Que disent de ces paroles ceux qui combattent la divinité du Saint-Esprit[1] ? Est-il avantageux que le Maître s’en aille et que le serviteur vienne à la place ? Ne voyez-vous pas combien est grande la dignité du Saint-Esprit ? « Mais si je m’en vais, je vous l’enverrai ». Et quel bien cela nous procurera-t-il ? « Lorsqu’il sera venu, il convaincra le monde (8) » ; c’est-à-dire, vos ennemis ne feront pas impunément ces choses, si le Saint-Esprit vient. Les œuvres que j’ai déjà faites suffisaient pour leur imposer silence ; mais, lorsque le Saint-Esprit aura opéré les œuvres et les prodiges que je vous ai prédits, lorsque ma doctrine sera plus parfaitement répandue, et qu’on aura fait de plus grands miracles, ils subiront un jugement plus rigoureux et une plus grande condamnation, ayant vu tant et de si grands prodiges que vous opérerez en mon nom, preuves et témoignages certains de ma résurrection.

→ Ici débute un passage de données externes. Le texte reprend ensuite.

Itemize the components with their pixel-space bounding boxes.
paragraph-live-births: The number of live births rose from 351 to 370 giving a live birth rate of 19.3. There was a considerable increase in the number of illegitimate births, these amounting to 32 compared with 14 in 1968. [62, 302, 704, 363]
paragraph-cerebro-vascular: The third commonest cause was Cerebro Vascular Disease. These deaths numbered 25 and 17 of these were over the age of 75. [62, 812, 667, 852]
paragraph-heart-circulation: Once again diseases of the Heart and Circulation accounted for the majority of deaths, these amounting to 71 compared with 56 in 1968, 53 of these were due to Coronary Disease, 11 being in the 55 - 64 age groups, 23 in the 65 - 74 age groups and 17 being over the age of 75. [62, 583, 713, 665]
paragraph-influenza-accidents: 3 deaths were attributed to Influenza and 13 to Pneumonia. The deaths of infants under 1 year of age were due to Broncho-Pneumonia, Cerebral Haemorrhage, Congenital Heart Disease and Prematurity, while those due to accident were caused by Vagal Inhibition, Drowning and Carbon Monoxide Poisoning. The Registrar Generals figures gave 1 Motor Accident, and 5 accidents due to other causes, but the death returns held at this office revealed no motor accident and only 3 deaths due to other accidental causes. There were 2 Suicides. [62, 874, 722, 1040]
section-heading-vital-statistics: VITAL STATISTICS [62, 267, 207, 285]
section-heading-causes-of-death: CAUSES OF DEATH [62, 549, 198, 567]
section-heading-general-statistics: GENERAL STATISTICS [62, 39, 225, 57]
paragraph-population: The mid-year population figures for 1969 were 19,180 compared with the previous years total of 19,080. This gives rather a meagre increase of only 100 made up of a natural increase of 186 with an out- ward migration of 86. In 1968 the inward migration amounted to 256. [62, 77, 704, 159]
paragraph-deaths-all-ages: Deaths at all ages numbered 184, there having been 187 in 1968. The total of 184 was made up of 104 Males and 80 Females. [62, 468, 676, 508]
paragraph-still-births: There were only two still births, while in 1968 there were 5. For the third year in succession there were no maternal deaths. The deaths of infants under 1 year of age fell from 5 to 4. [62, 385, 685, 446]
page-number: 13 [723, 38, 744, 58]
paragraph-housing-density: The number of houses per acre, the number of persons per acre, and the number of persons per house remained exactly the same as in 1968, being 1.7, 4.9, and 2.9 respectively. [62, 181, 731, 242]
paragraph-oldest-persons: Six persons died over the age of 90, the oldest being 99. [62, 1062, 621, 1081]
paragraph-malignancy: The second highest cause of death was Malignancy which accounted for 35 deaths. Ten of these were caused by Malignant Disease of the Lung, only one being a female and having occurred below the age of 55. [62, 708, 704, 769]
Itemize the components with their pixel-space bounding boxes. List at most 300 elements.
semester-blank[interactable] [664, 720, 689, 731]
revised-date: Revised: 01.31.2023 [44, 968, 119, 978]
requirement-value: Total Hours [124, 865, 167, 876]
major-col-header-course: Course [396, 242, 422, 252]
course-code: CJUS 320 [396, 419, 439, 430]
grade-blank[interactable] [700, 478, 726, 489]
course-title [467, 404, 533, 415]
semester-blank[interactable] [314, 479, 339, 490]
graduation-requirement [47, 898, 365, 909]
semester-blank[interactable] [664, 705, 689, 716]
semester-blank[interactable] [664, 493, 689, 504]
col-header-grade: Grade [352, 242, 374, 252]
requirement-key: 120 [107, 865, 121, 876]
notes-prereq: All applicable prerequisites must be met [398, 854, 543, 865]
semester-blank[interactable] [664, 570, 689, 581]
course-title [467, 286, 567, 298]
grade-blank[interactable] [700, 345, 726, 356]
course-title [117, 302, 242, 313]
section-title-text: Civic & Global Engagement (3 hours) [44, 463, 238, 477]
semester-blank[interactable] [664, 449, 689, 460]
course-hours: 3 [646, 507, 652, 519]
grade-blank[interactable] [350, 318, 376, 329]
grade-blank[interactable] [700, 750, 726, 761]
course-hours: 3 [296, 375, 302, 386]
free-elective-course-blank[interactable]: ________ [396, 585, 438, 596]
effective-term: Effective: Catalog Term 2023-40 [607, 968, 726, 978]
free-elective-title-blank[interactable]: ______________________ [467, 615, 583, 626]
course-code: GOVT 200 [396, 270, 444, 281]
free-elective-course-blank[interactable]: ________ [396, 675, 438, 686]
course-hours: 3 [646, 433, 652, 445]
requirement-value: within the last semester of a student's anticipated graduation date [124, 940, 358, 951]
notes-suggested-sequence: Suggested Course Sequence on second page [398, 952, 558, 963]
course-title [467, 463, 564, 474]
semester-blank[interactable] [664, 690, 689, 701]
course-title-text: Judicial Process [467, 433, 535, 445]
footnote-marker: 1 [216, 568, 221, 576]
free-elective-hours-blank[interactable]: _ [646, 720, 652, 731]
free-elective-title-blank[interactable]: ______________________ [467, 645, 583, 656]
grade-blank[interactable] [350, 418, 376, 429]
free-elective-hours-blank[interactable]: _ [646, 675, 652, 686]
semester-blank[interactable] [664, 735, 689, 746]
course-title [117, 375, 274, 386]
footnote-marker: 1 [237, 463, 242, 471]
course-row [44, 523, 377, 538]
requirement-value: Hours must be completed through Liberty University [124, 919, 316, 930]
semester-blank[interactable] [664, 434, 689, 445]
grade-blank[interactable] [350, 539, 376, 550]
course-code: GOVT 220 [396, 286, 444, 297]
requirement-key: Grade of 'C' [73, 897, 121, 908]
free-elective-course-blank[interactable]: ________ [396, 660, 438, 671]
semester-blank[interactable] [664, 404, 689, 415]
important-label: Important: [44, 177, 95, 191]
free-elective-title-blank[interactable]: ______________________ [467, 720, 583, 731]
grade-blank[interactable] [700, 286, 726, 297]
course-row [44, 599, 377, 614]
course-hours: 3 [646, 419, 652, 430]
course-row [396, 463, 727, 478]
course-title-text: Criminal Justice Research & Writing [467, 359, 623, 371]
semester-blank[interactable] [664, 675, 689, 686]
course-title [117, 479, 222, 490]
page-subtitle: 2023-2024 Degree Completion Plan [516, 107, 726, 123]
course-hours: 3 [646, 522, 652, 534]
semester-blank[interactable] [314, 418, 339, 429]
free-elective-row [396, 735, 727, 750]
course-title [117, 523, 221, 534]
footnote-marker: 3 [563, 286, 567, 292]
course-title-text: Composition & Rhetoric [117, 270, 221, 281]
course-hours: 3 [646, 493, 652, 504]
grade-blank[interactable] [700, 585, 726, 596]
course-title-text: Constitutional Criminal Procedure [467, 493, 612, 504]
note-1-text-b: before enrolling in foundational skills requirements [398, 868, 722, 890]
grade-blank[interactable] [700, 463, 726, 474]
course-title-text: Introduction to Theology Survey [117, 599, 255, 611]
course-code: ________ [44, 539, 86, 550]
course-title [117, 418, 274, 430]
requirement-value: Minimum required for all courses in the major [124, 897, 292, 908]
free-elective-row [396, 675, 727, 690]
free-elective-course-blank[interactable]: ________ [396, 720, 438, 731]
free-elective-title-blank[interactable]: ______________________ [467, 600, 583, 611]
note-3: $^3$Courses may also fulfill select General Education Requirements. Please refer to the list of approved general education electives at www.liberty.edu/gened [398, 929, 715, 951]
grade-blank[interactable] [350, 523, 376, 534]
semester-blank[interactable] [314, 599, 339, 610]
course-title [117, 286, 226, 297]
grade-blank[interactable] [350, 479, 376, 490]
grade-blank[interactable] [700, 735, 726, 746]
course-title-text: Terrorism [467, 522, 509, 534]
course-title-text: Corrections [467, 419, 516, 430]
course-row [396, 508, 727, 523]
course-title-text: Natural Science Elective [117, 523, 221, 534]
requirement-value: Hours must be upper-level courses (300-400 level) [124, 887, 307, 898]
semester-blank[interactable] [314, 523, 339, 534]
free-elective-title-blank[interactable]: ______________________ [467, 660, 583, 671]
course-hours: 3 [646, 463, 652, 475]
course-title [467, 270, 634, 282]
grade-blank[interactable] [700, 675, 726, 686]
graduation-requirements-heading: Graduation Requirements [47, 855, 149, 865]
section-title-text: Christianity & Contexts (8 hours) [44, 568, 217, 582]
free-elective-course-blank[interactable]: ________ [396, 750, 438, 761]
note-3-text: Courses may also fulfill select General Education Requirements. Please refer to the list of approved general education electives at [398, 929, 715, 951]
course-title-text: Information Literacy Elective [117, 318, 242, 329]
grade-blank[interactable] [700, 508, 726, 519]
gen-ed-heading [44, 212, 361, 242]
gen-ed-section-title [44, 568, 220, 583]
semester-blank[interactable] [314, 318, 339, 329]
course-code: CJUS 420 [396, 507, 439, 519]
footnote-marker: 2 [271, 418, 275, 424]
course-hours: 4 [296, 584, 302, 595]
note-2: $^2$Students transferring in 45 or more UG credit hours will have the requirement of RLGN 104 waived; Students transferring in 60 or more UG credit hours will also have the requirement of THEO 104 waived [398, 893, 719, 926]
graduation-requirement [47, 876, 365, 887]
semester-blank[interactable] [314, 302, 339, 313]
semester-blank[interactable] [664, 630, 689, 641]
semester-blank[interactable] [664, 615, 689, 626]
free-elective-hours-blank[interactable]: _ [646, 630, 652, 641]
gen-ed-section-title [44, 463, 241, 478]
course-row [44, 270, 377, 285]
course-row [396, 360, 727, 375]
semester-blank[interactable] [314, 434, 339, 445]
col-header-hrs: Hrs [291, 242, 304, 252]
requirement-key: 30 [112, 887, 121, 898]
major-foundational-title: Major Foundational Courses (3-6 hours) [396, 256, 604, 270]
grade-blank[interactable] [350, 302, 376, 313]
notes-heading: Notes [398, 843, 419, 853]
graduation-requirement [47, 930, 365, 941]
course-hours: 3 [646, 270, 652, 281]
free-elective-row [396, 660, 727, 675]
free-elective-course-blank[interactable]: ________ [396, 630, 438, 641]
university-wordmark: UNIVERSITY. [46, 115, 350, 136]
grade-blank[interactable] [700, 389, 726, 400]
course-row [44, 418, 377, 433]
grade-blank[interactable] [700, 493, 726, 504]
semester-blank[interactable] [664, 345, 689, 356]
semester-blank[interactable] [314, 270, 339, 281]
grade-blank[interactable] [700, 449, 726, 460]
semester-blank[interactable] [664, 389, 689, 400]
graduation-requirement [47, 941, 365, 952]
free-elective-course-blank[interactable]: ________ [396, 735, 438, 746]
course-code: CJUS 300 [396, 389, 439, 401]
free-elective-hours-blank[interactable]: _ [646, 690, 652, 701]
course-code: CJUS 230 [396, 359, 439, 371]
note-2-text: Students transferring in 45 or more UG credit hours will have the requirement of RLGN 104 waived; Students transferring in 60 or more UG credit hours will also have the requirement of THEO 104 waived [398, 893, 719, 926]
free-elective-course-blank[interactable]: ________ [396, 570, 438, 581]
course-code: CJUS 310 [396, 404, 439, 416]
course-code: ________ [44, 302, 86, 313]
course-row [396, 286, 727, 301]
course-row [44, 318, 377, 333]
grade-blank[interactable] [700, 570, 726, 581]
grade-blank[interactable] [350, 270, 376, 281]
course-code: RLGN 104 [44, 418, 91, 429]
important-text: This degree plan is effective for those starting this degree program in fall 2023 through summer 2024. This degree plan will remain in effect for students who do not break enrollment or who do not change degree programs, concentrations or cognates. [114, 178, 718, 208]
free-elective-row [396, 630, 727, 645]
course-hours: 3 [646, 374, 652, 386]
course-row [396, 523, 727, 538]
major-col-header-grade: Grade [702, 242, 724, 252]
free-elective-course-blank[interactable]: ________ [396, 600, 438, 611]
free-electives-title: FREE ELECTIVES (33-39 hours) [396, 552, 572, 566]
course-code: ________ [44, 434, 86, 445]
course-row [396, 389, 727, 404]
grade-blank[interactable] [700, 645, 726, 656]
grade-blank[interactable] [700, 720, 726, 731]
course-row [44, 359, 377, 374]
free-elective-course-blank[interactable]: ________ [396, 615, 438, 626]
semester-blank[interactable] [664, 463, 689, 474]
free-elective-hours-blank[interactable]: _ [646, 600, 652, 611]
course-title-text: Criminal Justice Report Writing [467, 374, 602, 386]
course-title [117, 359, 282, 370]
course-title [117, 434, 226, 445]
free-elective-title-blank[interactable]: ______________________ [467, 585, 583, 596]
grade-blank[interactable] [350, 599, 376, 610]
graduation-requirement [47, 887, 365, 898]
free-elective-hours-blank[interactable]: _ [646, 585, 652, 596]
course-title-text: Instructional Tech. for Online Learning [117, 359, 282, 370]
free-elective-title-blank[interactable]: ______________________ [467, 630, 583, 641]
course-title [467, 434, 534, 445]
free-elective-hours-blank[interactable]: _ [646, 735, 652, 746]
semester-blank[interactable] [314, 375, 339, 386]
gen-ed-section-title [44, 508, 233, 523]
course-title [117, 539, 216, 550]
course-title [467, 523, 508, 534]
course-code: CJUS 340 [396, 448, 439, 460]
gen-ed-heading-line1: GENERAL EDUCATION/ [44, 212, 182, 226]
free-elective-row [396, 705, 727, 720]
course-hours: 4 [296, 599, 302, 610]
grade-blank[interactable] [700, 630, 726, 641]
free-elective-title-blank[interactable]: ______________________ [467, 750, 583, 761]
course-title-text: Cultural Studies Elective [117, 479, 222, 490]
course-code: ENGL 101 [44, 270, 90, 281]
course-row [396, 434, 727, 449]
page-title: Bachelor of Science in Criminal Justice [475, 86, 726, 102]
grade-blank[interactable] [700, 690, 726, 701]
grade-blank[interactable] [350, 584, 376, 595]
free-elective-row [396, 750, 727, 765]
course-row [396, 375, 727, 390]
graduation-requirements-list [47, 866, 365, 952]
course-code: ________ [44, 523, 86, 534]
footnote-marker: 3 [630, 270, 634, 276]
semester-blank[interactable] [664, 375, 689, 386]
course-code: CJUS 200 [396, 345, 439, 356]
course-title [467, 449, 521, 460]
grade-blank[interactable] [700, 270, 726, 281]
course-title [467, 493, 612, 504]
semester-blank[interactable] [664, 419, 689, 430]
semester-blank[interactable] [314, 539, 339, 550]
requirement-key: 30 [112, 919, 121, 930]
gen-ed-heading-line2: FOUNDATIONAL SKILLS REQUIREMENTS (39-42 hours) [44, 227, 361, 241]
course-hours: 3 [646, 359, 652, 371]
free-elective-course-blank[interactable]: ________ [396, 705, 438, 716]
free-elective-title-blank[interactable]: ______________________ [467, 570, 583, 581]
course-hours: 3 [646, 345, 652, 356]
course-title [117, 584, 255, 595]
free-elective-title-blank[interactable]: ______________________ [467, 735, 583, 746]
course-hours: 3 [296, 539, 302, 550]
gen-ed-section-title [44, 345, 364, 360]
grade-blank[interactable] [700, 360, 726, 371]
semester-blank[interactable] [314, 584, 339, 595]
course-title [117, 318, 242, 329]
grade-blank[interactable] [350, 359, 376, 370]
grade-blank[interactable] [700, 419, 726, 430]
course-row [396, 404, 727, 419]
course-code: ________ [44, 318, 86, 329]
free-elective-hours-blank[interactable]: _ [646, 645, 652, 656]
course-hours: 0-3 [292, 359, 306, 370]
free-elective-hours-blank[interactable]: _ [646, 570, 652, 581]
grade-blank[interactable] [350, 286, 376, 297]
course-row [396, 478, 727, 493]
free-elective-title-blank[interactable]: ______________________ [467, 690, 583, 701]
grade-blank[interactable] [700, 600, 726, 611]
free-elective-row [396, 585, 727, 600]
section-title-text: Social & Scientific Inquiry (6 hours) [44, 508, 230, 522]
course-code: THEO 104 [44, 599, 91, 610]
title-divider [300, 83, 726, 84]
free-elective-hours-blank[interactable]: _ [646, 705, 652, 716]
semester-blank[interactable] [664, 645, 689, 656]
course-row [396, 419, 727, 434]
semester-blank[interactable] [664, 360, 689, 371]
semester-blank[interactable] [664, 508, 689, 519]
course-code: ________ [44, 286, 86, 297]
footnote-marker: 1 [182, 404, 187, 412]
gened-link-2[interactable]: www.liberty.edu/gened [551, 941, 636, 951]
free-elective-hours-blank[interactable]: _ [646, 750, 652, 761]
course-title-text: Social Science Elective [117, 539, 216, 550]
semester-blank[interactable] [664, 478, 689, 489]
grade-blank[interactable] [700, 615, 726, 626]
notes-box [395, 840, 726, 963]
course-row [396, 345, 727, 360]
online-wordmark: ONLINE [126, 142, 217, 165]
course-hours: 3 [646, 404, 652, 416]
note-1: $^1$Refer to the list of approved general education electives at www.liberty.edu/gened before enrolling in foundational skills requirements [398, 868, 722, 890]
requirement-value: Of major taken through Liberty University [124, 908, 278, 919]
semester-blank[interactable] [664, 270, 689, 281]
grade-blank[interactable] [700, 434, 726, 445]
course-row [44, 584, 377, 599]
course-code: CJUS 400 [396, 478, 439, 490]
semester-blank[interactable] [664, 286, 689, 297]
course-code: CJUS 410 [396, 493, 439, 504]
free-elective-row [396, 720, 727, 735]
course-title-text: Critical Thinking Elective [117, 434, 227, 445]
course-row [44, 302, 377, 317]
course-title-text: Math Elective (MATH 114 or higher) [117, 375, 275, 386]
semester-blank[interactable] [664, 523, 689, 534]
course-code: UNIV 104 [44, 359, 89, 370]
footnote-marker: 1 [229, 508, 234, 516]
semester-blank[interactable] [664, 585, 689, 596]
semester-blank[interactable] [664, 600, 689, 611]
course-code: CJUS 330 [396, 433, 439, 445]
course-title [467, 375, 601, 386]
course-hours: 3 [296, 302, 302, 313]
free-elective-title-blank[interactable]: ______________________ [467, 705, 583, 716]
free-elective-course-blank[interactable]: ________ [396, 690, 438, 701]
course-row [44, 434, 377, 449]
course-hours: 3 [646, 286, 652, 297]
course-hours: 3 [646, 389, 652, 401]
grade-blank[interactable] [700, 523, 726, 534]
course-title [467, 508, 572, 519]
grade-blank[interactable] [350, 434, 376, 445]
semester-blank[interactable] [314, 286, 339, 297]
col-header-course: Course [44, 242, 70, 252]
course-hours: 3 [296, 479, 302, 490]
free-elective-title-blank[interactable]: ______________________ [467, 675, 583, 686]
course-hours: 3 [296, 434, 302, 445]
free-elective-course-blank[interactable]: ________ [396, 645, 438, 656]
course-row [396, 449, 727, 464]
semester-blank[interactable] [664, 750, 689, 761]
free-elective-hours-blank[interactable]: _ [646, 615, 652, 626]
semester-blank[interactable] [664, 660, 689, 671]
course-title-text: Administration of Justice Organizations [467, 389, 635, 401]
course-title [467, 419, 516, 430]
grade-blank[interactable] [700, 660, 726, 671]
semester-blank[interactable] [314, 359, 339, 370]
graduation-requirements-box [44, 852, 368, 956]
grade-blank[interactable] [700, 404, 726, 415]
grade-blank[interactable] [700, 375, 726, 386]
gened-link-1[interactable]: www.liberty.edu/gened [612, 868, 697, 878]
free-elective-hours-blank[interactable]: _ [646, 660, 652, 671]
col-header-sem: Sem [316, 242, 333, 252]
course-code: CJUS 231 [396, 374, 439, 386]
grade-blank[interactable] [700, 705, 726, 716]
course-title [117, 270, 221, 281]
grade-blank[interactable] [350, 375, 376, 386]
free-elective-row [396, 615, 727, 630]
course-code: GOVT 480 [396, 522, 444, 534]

Maintenant ils peuvent dire : c’est le Fils d’un charpentier dont nous connaissons le père et la mère. (Mt. 13,55) Mais quand ils verront la mort détruite, l’injustice bannie, les boiteux marchant droit, les démons chassés, les dons immenses du Saint-Esprit et toutes ces merveilles opérées par l’invocation de mon nom, que répondront-ils ? Mon Père m’a rendu témoignage, le Saint-Esprit me le rendra aussi : il me l’a rendu dès le commencement, et maintenant encore il me le rendra.

2. Au reste, ce mot : « Il convaincra touchant le péché (9) », signifie : il leur ôtera toute excuse, et il fera voir que leurs crimes

  1. Les Valentiniens, les Marcionites, et les autres gnostiques furent appelés Pneumatomaques, parce qu’ils combattaient la divinité du Saint-Esprit, qu’ils mettaient au nombre des créatures.